Wednesday, August 23, 2006

Antonio Gaudi (1984)

Remember when you took her to see the church, and you made her leave early? She hates you for that.
Genre: Experimental Documentary (Japan)

Directed By: Hiroshi Teshigahara (Woman In The Dunes; A Stranger's Face)

Overview: This documentary explores the wonders of Spain's most famous architect, Antonio Gaudi.


Hi Kiddies!

I'll do this one a little differently today, since this film does it's best to circumvent my efforts at the standard five-category rating scale that I'm used to providing. I thought that rather than forcing my paradigm, I'd give this review a more 'organic' approach.


You see, the Spanish Catalan Antonio Gaudi (1852 - 1926) was inspired by nature. All his architectural works, even the most modest contributions, had a strong streak of the organic, be it a leaf-like roof on a row of houses, or a street with all the buildings, roads and sidewalks as merely an element of the whole, so intricately designed that it is seamless, looking like it just belongs.


The film opens up looking at Spain, it's people, then a few moments of shocking and truly incredible martyr art, incorporating all sorts of murals depicting all manners of execution done unto Saints. We are then instantly immersed in Gaudi's works. We see shot after shot of the buildings he created, invented really, and that focus stays until the very end.
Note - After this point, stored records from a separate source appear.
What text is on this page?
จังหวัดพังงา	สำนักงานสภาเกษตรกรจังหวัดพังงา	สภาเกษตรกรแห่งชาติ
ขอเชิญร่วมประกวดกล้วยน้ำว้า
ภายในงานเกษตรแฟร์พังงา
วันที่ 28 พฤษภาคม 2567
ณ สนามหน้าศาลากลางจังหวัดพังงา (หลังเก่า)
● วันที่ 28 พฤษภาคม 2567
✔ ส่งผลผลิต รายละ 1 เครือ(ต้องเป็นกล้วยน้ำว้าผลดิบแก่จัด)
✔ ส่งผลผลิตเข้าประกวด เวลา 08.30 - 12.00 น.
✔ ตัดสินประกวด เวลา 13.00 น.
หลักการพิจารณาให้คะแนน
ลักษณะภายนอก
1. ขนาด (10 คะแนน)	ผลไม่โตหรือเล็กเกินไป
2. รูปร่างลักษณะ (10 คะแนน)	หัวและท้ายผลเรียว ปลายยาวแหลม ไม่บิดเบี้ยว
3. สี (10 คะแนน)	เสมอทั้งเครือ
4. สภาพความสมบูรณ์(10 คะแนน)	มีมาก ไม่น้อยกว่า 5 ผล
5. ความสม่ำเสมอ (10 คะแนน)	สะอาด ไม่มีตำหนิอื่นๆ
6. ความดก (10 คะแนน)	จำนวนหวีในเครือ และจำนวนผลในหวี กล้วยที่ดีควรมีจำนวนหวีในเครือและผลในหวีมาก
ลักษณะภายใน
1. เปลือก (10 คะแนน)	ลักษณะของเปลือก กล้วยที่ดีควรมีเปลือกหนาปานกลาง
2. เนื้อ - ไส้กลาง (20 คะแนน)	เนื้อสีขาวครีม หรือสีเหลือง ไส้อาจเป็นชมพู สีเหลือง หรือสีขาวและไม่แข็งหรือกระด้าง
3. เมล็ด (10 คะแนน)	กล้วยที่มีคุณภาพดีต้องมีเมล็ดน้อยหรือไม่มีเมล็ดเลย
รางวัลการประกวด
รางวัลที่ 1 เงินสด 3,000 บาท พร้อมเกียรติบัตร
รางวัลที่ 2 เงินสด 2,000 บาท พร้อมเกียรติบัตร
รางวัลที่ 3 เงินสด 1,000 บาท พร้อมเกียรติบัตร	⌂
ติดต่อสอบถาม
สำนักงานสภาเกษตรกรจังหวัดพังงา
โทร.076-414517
From churches resembling carved-out grottos to pavilions that serve more to delicately accentuate nature rather than defeat it, we see the up-close images and intricate detail of his genius. The wonder of Gaudi is not only in his grand designs, but even in more mundane buildings, as regular downtown streets are graced with his beauty, containing shops and apartments behind the smooth rolling facades looking like cliff faces with tiny burrows.


The piece-de-resistance, as they say, is the last, his greatest work, still in construction today, the Sagrada Familia, a church that builders hope will be complete 100 years after the Architect's death, in 2026. As expected, it is impressive to watch.

This film is also inspired by nature. It is voiceless save in the soft sounds of wind through trees, water drops tinkling on ice sheets as they melt, or in symphonies of synchronicity, setting up a mood perfectly chosen for such works. As you watch, you do not learn of a man's life or his tribulations, his inspirations or his friendships, we see simply what nature (in man) has created, and this is why such a film has such a profound effect. The documentary's approach is like going on a hike, observing that which exists, not asking why it was made or what happened to the creatures that lived there. It's a meditative and stunning trip through a life's work.

It comes as no surprise that the director is a man also inspired by nature as one can see from his own masterwork, the Existentialist film, Woman in The Dunes.

There were a few things that distracted, however. Imagine a film with no voices, and with ten minutes remaining, suddenly an old man in a chair speaks of the famous church. After everything that came before, it was out of place. His voice and subtitles interfered with the flow the film had taken, and rather than leaving it soundlessly poetic, it served to explain details that weren't even all that important.

I also would have appreciated a more organic manner of filming. When I noticed the slow rolling camera coming towards the doors of one of Gaudi's designs, it seemed natural, like I was there myself, and I hoped for this to continue. I wanted long takes of climbing stairs and drifting across halls, in a way similar to Russian Arc. When we followed the long line of seats on the pavilion he created, I wanted the camera to snake across it's edge as the architecture did to the nature it surrounded. From time to time the staccato of the beautiful still images seemed unnaturally machined, and I saw too many lost opportunities to have then mesh in unison. Had this happened I would have been far more moved than I was.

Overall Rating: 80% (A Nice Tone, Not Gaudy)

I would imagine that most people, like I did, after being astounded by the works of this man would then tip their hat to those who allowed him to build them. When observing the sights around Barcelona, seeing everything he's done, we're pleased that he was allowed this much creative control. I would not dare say that Gaudi is the only one with this degree of talent, that no one has existed since, with equally brilliant designs, but I do suspect that we need not only praise the governments that allowed this man's works to flourish to such a degree that a city became renowned for being able to contain his art, but we should also inspire other governments to allow such beauty back into their common city streets.